24/01/2014 - emozioni (Valentina Timillero)

splendido articolo, che fa vedere bene ciò che manca alla scuola italiana. Non è tanto un problema di "insegnare" le emozioni (emozioni ...di Stato?) quanto di capire come e perché le emozioni fanno parte - nel profondo - della nostra razionalità. Per questo pensare che IL problema della scuola italiana sia il tradimento dei Pof e delle leggi del '74, o la dialettica asfissiante e angusta di conoscenze e competenze, è mettersi volontariamente in esilio fuori dalla realtà. Quando anche l'insegnamento fosse "centrato sulle competenze" (per fare il verso allo sciocchezzaio scolastichese) ma l'educazione non rispettasse la complessità della persona, come l'articolista invita a fare, saremmo puntualmente da capo. Pof o non pof (e questo non è un "postulato di base"?) . La domanda cui si dovrebbe dare risposta è: perché nella caverna platonica i liberati uccidono i loro liberatori?

 
24/01/2014 - pannicelli caldi (enrico maranzana)

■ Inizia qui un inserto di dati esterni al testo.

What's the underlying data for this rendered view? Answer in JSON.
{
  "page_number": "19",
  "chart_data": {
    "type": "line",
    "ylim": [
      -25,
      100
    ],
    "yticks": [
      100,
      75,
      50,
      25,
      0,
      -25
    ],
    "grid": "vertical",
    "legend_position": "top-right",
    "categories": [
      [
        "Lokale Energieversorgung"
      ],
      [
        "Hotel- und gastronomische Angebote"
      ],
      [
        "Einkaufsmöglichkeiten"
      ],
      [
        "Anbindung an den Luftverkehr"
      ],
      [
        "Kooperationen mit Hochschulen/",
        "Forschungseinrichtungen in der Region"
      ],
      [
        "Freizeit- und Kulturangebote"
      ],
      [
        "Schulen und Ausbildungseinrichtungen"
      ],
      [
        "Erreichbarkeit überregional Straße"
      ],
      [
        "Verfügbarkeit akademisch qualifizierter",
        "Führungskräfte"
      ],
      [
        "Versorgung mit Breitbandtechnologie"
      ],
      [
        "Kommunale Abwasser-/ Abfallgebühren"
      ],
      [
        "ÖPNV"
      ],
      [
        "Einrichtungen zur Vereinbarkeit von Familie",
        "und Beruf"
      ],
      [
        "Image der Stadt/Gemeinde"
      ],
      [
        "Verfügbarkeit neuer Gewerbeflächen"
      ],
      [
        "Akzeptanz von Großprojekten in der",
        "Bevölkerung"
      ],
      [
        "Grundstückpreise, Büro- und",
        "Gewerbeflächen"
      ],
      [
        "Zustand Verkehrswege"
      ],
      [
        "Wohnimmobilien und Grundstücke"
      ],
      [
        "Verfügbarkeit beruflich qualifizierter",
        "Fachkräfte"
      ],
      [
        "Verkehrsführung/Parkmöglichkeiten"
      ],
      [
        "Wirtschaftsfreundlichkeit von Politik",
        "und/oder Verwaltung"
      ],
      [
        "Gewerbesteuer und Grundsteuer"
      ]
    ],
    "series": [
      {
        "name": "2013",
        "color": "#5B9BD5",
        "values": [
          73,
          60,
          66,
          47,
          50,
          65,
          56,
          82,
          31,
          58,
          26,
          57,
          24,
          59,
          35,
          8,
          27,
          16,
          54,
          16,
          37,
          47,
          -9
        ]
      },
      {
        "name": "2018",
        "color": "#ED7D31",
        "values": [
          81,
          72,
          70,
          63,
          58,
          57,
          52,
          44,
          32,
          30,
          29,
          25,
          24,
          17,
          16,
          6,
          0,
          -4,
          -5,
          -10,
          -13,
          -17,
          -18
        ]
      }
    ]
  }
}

“A scuola si va per insegnare e per imparare” è il postulato base. Un assunto che limita lo spazio del problema ai soli discenti, un assioma che afferma la centralità del conoscere, un’impostazione che accetta l’intangibilità sacrale della funzione docente. Si tratta di una premessa che contrasta con l’orientamento del sistema educativo che è finalizzato alla promozione delle capacità e delle competenze dei giovani, “ATTRAVERSO conoscenze e abilità”. Si esaltano l’interesse, lo stupore, l’amore .. caratteri che i bambini possiedono all’inizio del loro percorso scolastico e che, progressivamente, vanno esaurendosi. Perché non è stata condotta un’indagine sull’origine di tale estinzione e ci si è limitati ad affermare: “nel nostro sistema scolastico la creatività, l’immaginazione, la fantasia e l’intuito sono poco considerate”? Due esempi sul come far “gridare Eureka!, la felicità a cui tutti aneliamo”, sono in rete: “Lab. di matematica: il principio di Archimede” che fa ripercorrere i momenti della scoperta del principio di galleggiamento, e “La storia di un triangolo” che, senza alcuna preparazione, sollecita i bambini di quinta primaria a formulare il teorema di Pitagora. La domanda cui si dovrebbe dare risposta é: perché la scuola certifica le competenze ma lascia nell’indeterminatezza le strategie per la loro crescita?